First World War hero minister remembered
Published on 16 September, 2017
A special ceremony is being held to mark the 100th anniversary of the death of an heroic Church minister killed in action during the First World War.
People are gathering at Isle of Whithorn Church in Dumfries and Galloway on Sunday evening to remember Rev Andrew Stewart MC, who died in the Battle of Menin Road Ridge in Belgium on September 20, 1917.
The 30-year-old defied the wishes of his Kirk Session who wanted him to stay and comfort parishioners affected by the Great War.
As an ordained minister, Mr Stewart was in a “reserved occupation” and could have been excused war service but instead he answered the call of King and Empire.
He was commissioned as a Second Lieutenant in the 10th Battalion Northumberland Fusiliers, eschewing the opportunity to become a Padre which would have kept him out of harm’s way to a certain extent.
Mr Stewart, the son of a joiner who was born in Carluke, South Lanarkshire, was posthumously awarded the Military Cross for “conspicuous gallantry in leading his men”.
He was one of 20,255 British soldiers to be killed during the Battle of Menin Road Ridge near Ypres and is buried in Larchwood Cemetery, Zillebeke.
Descendants of Mr Stewart, a University of Glasgow graduate, will be attending the church service at 7pm and his great niece, Wendy Stewart, will be playing the harp.
The Minutes of the Kirk Session, which records their minister’s decision to go to war, and a notice from the War Office announcing his death, will be read out along with readings and poems.
The Isle of Whithorn Church has a Memorial Tablet in homage to Mr Stewart and the Baptismal Font is dedicated to him.
The minister was ordained to what was originally the Isle of Whithorn United Free Church on January 8, 1914 shortly before the outbreak of the war.
Rev Alex Currie, the current minister of Isle of Whithorn Church of Scotland, said: “At this time of national commemoration of the many who died in the Third Battle of Ypres, this story of one individual local man is worth remembering.
“Andrew Stewart went to war as an ordinary serving soldier and was killed in action going over the top.
“He went to the Kirk Session and said he wanted to go to war because he felt it was his duty as he was a single man with no commitments.

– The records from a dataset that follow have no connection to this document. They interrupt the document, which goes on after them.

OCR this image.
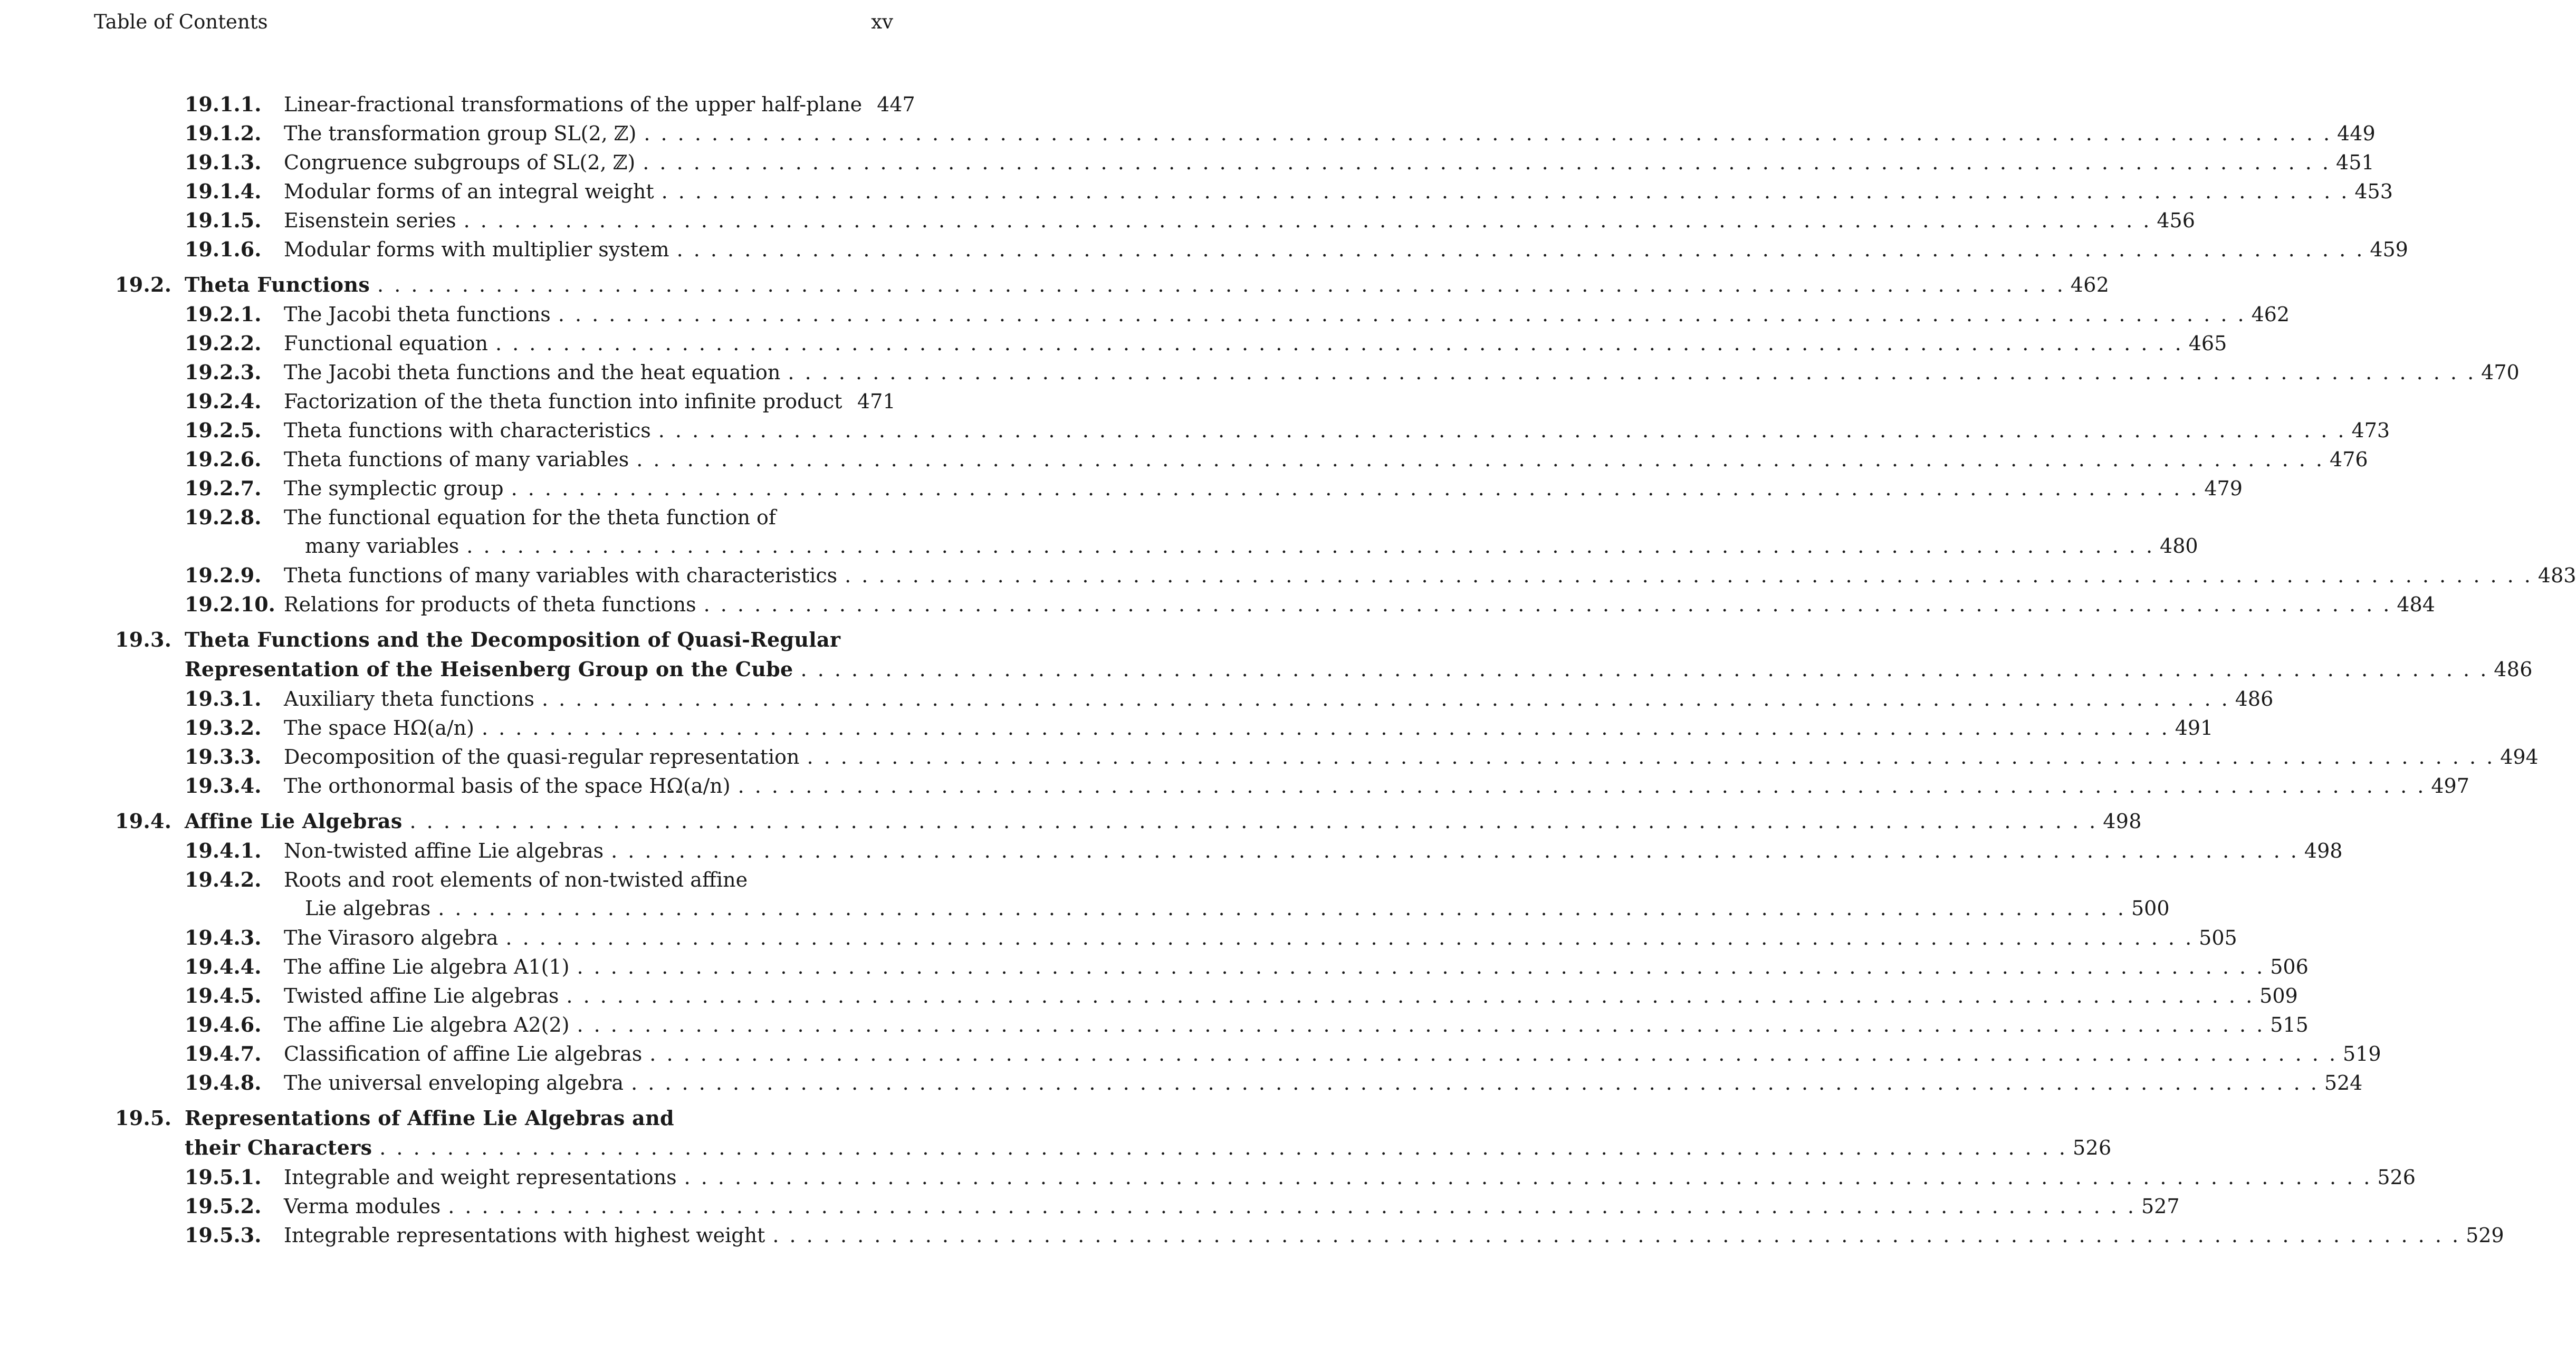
Table of Contents	xv
19.1.1.	Linear-fractional transformations of the upper half-plane 447
19.1.2.	The transformation group SL(2, ℤ) . . .	449
19.1.3.	Congruence subgroups of SL(2, ℤ) . . .	451
19.1.4.	Modular forms of an integral weight . . .	453
19.1.5.	Eisenstein series . . .	456
19.1.6.	Modular forms with multiplier system . . .	459
19.2. Theta Functions . . .	462
19.2.1.	The Jacobi theta functions . . .	462
19.2.2.	Functional equation . . .	465
19.2.3.	The Jacobi theta functions and the heat equation . . .	470
19.2.4.	Factorization of the theta function into infinite product 471
19.2.5.	Theta functions with characteristics . . .	473
19.2.6.	Theta functions of many variables . . .	476
19.2.7.	The symplectic group . . .	479
19.2.8.	The functional equation for the theta function of
many variables . . .	480
19.2.9.	Theta functions of many variables with characteristics . . .	483
19.2.10. Relations for products of theta functions . . .	484
19.3. Theta Functions and the Decomposition of Quasi-Regular
Representation of the Heisenberg Group on the Cube . . .	486
19.3.1.	Auxiliary theta functions . . .	486
19.3.2.	The space HΩ(a/n) . . .	491
19.3.3.	Decomposition of the quasi-regular representation . . .	494
19.3.4.	The orthonormal basis of the space HΩ(a/n) . . .	497
19.4. Affine Lie Algebras . . .	498
19.4.1.	Non-twisted affine Lie algebras . . .	498
19.4.2.	Roots and root elements of non-twisted affine
Lie algebras . . .	500
19.4.3.	The Virasoro algebra . . .	505
19.4.4.	The affine Lie algebra A1(1) . . .	506
19.4.5.	Twisted affine Lie algebras . . .	509
19.4.6.	The affine Lie algebra A2(2) . . .	515
19.4.7.	Classification of affine Lie algebras . . .	519
19.4.8.	The universal enveloping algebra . . .	524
19.5. Representations of Affine Lie Algebras and
their Characters . . .	526
19.5.1.	Integrable and weight representations . . .	526
19.5.2.	Verma modules . . .	527
19.5.3.	Integrable representations with highest weight . . .	529
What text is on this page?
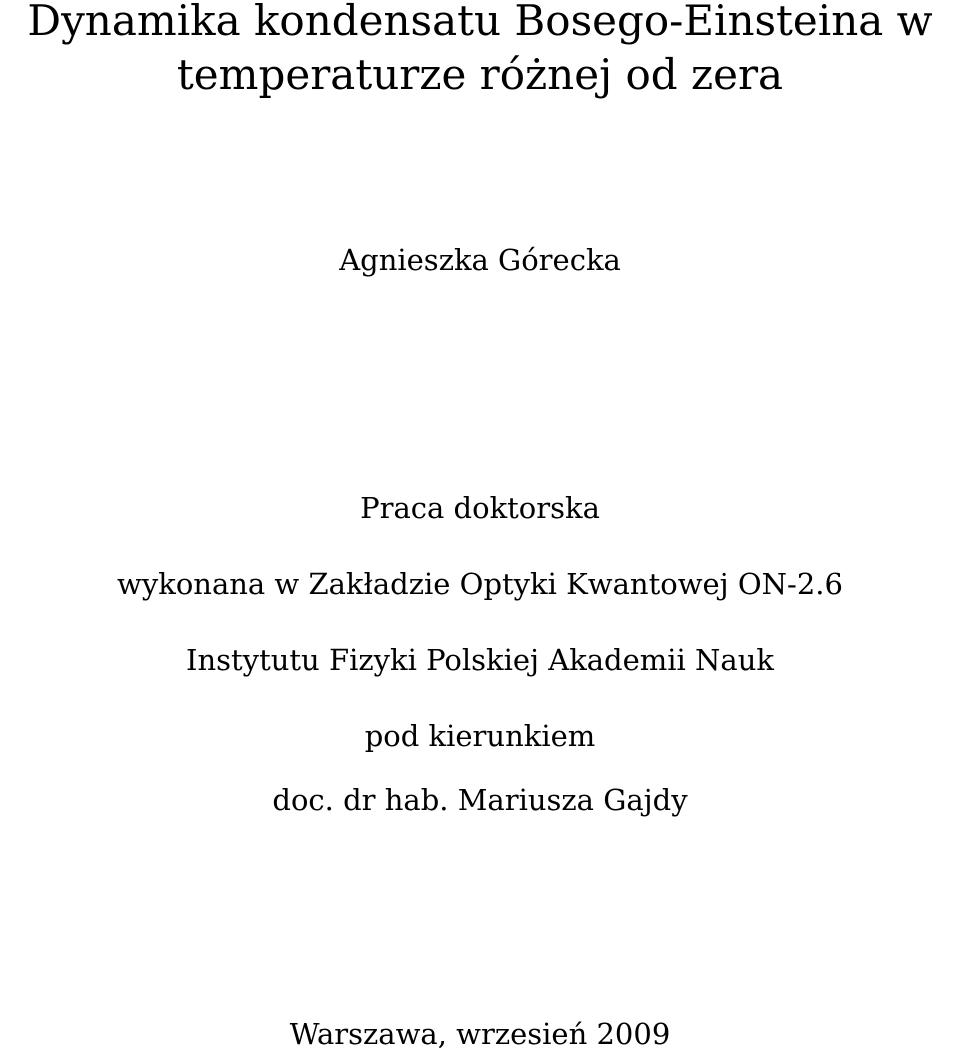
Dynamika kondensatu Bosego-Einsteina w
temperaturze różnej od zera
Agnieszka Górecka
Praca doktorska
wykonana w Zakładzie Optyki Kwantowej ON-2.6
Instytutu Fizyki Polskiej Akademii Nauk
pod kierunkiem
doc. dr hab. Mariusza Gajdy
Warszawa, wrzesień 2009
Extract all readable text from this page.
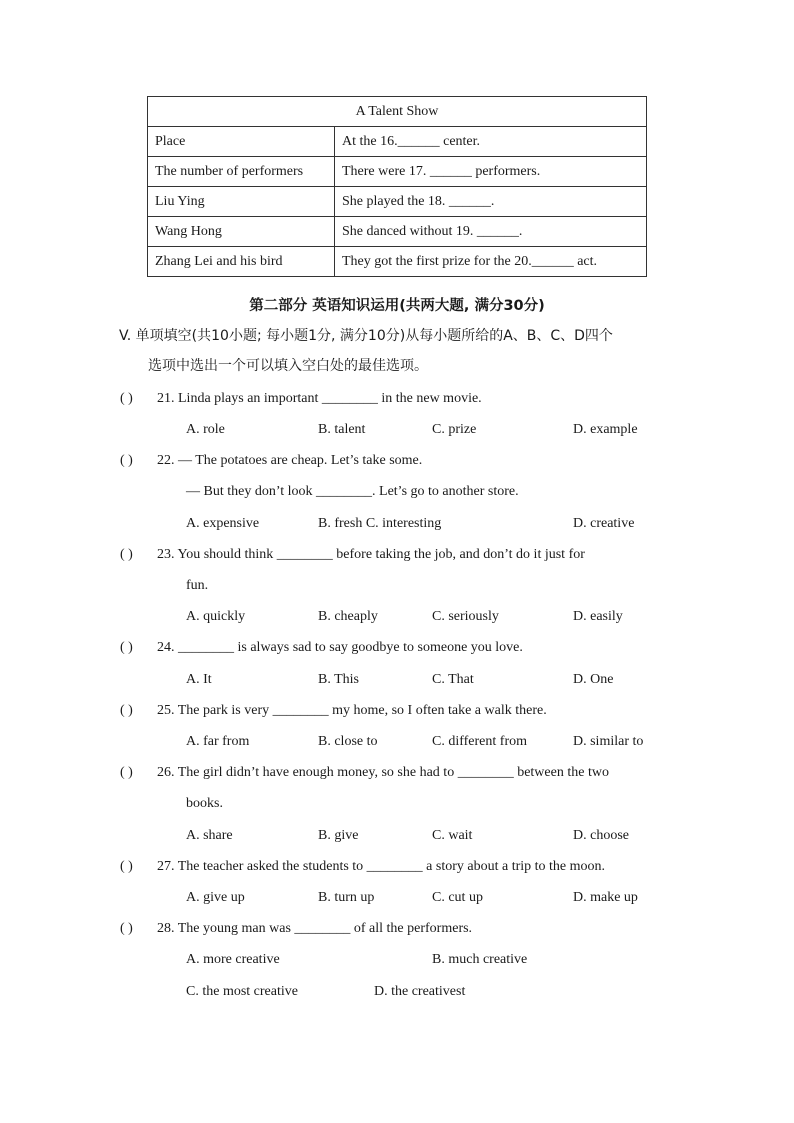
A Talent Show	
Place	At the 16.______ center.
The number of performers	There were 17. ______ performers.
Liu Ying	She played the 18. ______.
Wang Hong	She danced without 19. ______.
Zhang Lei and his bird	They got the first prize for the 20.______ act.
第二部分 英语知识运用(共两大题, 满分30分)
V. 单项填空(共10小题; 每小题1分, 满分10分)从每小题所给的A、B、C、D四个
选项中选出一个可以填入空白处的最佳选项。
( ) 21. Linda plays an important ________ in the new movie.
A. role	B. talent	C. prize	D. example
( ) 22. — The potatoes are cheap. Let’s take some.
— But they don’t look ________. Let’s go to another store.
A. expensive	B. fresh C. interesting	D. creative
( ) 23. You should think ________ before taking the job, and don’t do it just for
fun.
A. quickly	B. cheaply	C. seriously	D. easily
( ) 24. ________ is always sad to say goodbye to someone you love.
A. It	B. This	C. That	D. One
( ) 25. The park is very ________ my home, so I often take a walk there.
A. far from	B. close to	C. different from	D. similar to
( ) 26. The girl didn’t have enough money, so she had to ________ between the two
books.
A. share	B. give	C. wait	D. choose
( ) 27. The teacher asked the students to ________ a story about a trip to the moon.
A. give up	B. turn up	C. cut up	D. make up
( ) 28. The young man was ________ of all the performers.
A. more creative	B. much creative
C. the most creative	D. the creativest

“But the Kirk Session initially said no and he was told ‘there is a job for you to be done here to comfort people affected by war’.
“I have always been attracted by the fact that he went to war as an ordinary serving soldier when he could have had the comforts that the rank of Padre could have afforded him.
“This is a story about a life of a man who was clearly a man for God’s people and never set himself above them.”
The Church has a heritage centre, open to the public during the week, and story boards about Mr Stewart are on display.
While entry to the service is free, people are encouraged to donate money to Poppy Scotland if they wish.